Have you ever found yourself sitting down with a friend and having a very real conversation about building a spaceship and traveling to Mars with it? Well, whichever way you lean on that situation, 39 Days to Mars cuts out the middle man and does all of the leg-work for you. Does it get you to Mars? Well, not literally, but at least you won’t have any accidents like in the original Total Recall. As for the game’s worth, let me break it down for you.

By far, the “bicycle in space” puzzle was the most difficult puzzle in the game for me. There was one with some electrical plugs that we failed at a few times, but once we understood the premise it was cake. Even after my buddy and I got the gist of this puzzle, we still barely finished it.

Played either by one’s self or with a buddy, 39 Days to Mars is complicatedly simplistic. The gameplay is a series of puzzles that you’ll need to conquer in order to proceed. As I stated, there is nothing super complicated about them, but you’ll need to follow the visual clues to figure out how to solve what is in front of you. (“A description of every puzzle game ever!” you say? Well, that’s fair.) The snag is that the game requires two sets of controls going at the same time. Solo is possible, but the game comes off as a lot more fun with another human rather than the cat you control with your other hand. Your mileage may vary, but that was definitely the case in my book. That being said, with two people solving the puzzles at the same time you’ll probably run into each other as you try to complete a task. Communication is definitely key. I might even throw in a warning to people thinking they’d play with someone who likes to commonly sabotage things for fun and how that might be a bad idea. Go your own way though. Also, I’m not sure if it was a glitch, but the game seemed to randomly switch which player controls which character on death at times. That was kind of confusing.

Space has everything! Who knew you could get a baby space-kraken on your way to Mars. Honestly, I think more people would make the trip if this were more well known.

The story is quick, simple and unapologeticaly fiction. You decide that today will be the day you fly your air-ship (with balloons keeping it afloat) to Mars. You know… as you would. You also get there in record time. The nice thing about 39 Days to Mars is that the humor is dry and laid out for you to trip over. It’s wonderful. There are multiple times, while on your journey, where your ship will break down and something needs to be done about it. Quickly too I might add, but it’s a fairly difficult fix and you need to compose yourself first. Time to make a cup of tea.
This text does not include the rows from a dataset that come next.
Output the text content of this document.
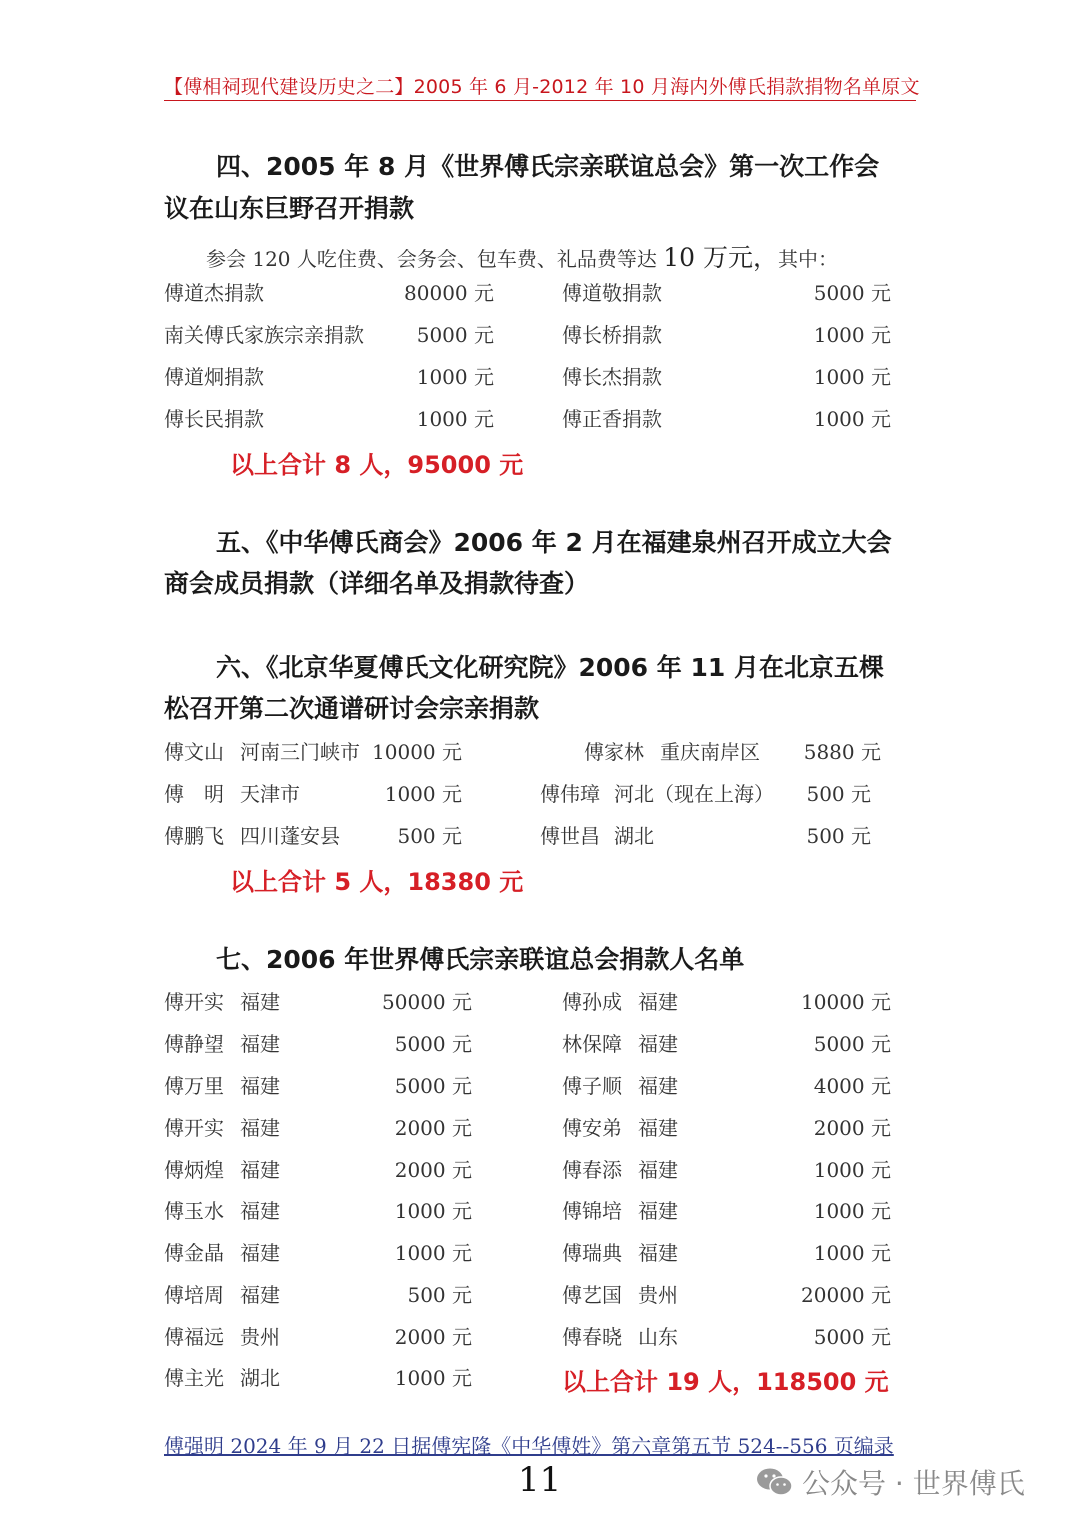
【傅相祠现代建设历史之二】2005 年 6 月-2012 年 10 月海内外傅氏捐款捐物名单原文
四、2005 年 8 月《世界傅氏宗亲联谊总会》第一次工作会
议在山东巨野召开捐款
参会 120 人吃住费、会务会、包车费、礼品费等达 10 万元，其中：
傅道杰捐款	80000 元	傅道敬捐款	5000 元
南关傅氏家族宗亲捐款	5000 元	傅长桥捐款	1000 元
傅道炯捐款	1000 元	傅长杰捐款	1000 元
傅长民捐款	1000 元	傅正香捐款	1000 元
以上合计 8 人，95000 元
五、《中华傅氏商会》2006 年 2 月在福建泉州召开成立大会
商会成员捐款（详细名单及捐款待查）
六、《北京华夏傅氏文化研究院》2006 年 11 月在北京五棵
松召开第二次通谱研讨会宗亲捐款
傅文山 河南三门峡市 10000 元	傅家林 重庆南岸区	5880 元
傅　明 天津市	1000 元	傅伟璋 河北（现在上海）	500 元
傅鹏飞 四川蓬安县	500 元	傅世昌 湖北	500 元
以上合计 5 人，18380 元
七、2006 年世界傅氏宗亲联谊总会捐款人名单
傅开实 福建	50000 元	傅孙成 福建	10000 元
傅静望 福建	5000 元	林保障 福建	5000 元
傅万里 福建	5000 元	傅子顺 福建	4000 元
傅开实 福建	2000 元	傅安弟 福建	2000 元
傅炳煌 福建	2000 元	傅春添 福建	1000 元
傅玉水 福建	1000 元	傅锦培 福建	1000 元
傅金晶 福建	1000 元	傅瑞典 福建	1000 元
傅培周 福建	500 元	傅艺国 贵州	20000 元
傅福远 贵州	2000 元	傅春晓 山东	5000 元
傅主光 湖北	1000 元	以上合计 19 人，118500 元
傅强明 2024 年 9 月 22 日据傅宪隆《中华傅姓》第六章第五节 524--556 页编录
11	公众号 · 世界傅氏
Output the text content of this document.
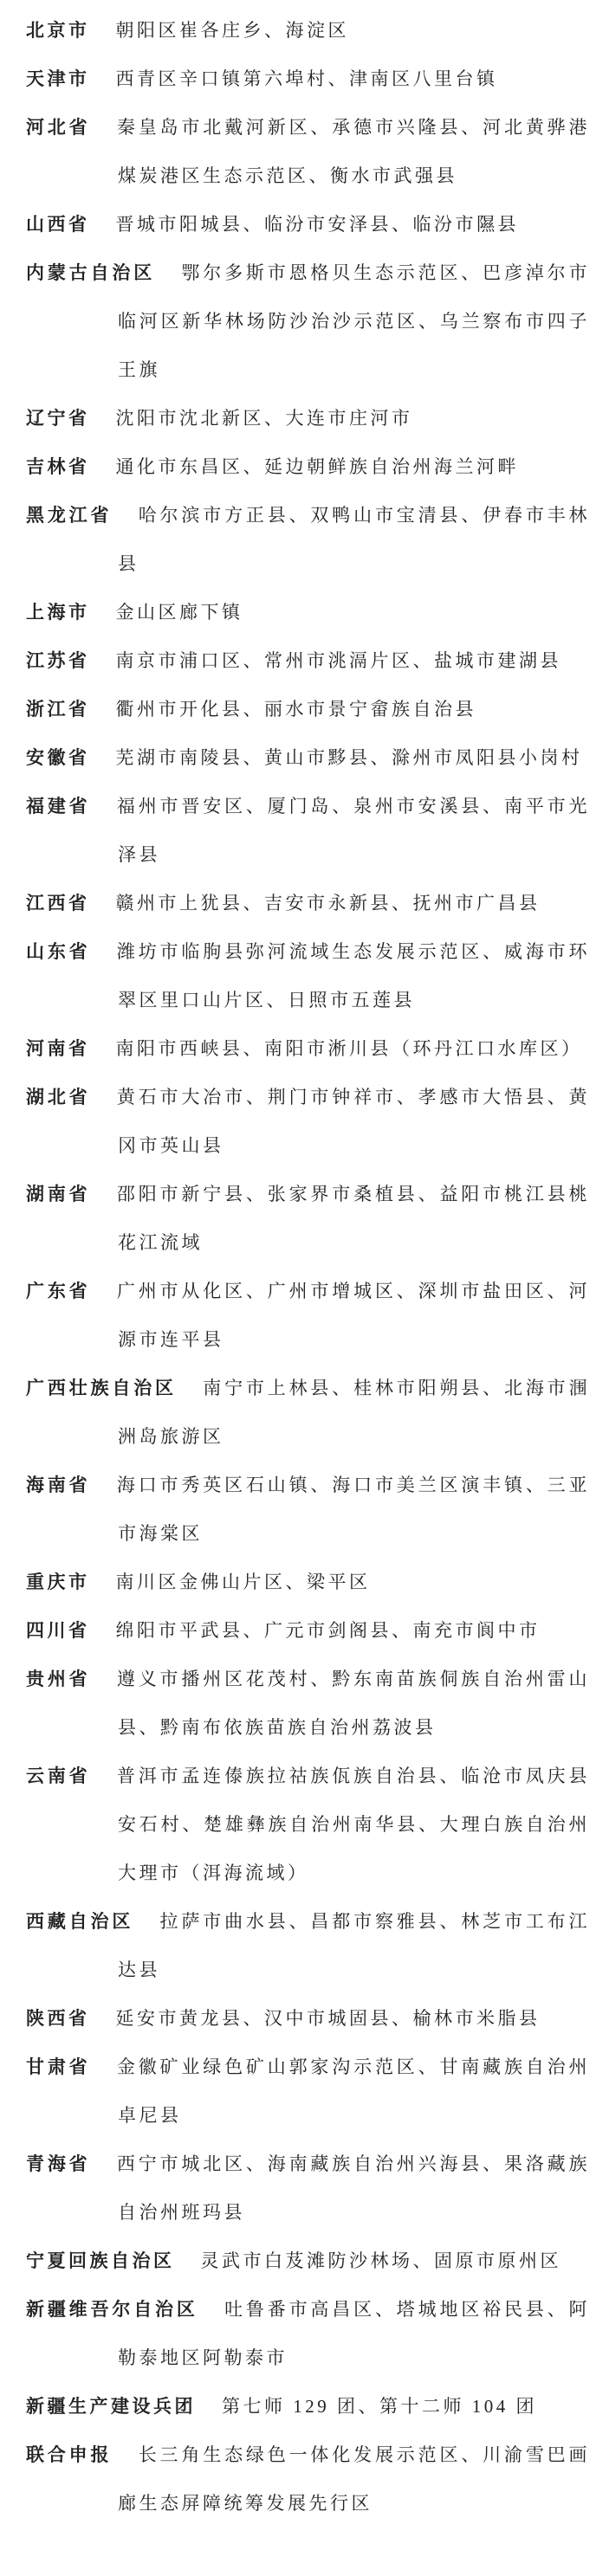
北京市 朝阳区崔各庄乡、海淀区

天津市 西青区辛口镇第六埠村、津南区八里台镇

河北省 秦皇岛市北戴河新区、承德市兴隆县、河北黄骅港煤炭港区生态示范区、衡水市武强县

山西省 晋城市阳城县、临汾市安泽县、临汾市隰县

内蒙古自治区 鄂尔多斯市恩格贝生态示范区、巴彦淖尔市临河区新华林场防沙治沙示范区、乌兰察布市四子王旗

辽宁省 沈阳市沈北新区、大连市庄河市

吉林省 通化市东昌区、延边朝鲜族自治州海兰河畔

黑龙江省 哈尔滨市方正县、双鸭山市宝清县、伊春市丰林县

上海市 金山区廊下镇

江苏省 南京市浦口区、常州市洮滆片区、盐城市建湖县

浙江省 衢州市开化县、丽水市景宁畲族自治县

安徽省 芜湖市南陵县、黄山市黟县、滁州市凤阳县小岗村

福建省 福州市晋安区、厦门岛、泉州市安溪县、南平市光泽县

江西省 赣州市上犹县、吉安市永新县、抚州市广昌县

山东省 潍坊市临朐县弥河流域生态发展示范区、威海市环翠区里口山片区、日照市五莲县

河南省 南阳市西峡县、南阳市淅川县（环丹江口水库区）

湖北省 黄石市大冶市、荆门市钟祥市、孝感市大悟县、黄冈市英山县

湖南省 邵阳市新宁县、张家界市桑植县、益阳市桃江县桃花江流域

广东省 广州市从化区、广州市增城区、深圳市盐田区、河源市连平县

广西壮族自治区 南宁市上林县、桂林市阳朔县、北海市涠洲岛旅游区

海南省 海口市秀英区石山镇、海口市美兰区演丰镇、三亚市海棠区

重庆市 南川区金佛山片区、梁平区

四川省 绵阳市平武县、广元市剑阁县、南充市阆中市

贵州省 遵义市播州区花茂村、黔东南苗族侗族自治州雷山县、黔南布依族苗族自治州荔波县

云南省 普洱市孟连傣族拉祜族佤族自治县、临沧市凤庆县安石村、楚雄彝族自治州南华县、大理白族自治州大理市（洱海流域）

西藏自治区 拉萨市曲水县、昌都市察雅县、林芝市工布江达县

陕西省 延安市黄龙县、汉中市城固县、榆林市米脂县

甘肃省 金徽矿业绿色矿山郭家沟示范区、甘南藏族自治州卓尼县

青海省 西宁市城北区、海南藏族自治州兴海县、果洛藏族自治州班玛县

宁夏回族自治区 灵武市白芨滩防沙林场、固原市原州区

新疆维吾尔自治区 吐鲁番市高昌区、塔城地区裕民县、阿勒泰地区阿勒泰市

新疆生产建设兵团 第七师 129 团、第十二师 104 团

联合申报 长三角生态绿色一体化发展示范区、川渝雪巴画廊生态屏障统筹发展先行区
This is also done with two players together.  Well played It’s Anecdotal, well played. This game is simply charming.

39 Days to Mars is a game that is short and sweet. The experience may not be one you will remember for years to come, but it will be one of those indie gems you’ll no doubt enjoy either by yourself or with a friend. Maybe you’ll enjoy trying to complete it faster as a challenge to yourself, maybe not. However, this game should be experienced. The humor, the puzzles and mechanics all worked so well together to create something newish. After this, I would easily look forward to whatever It’s Anecdotal comes up with next.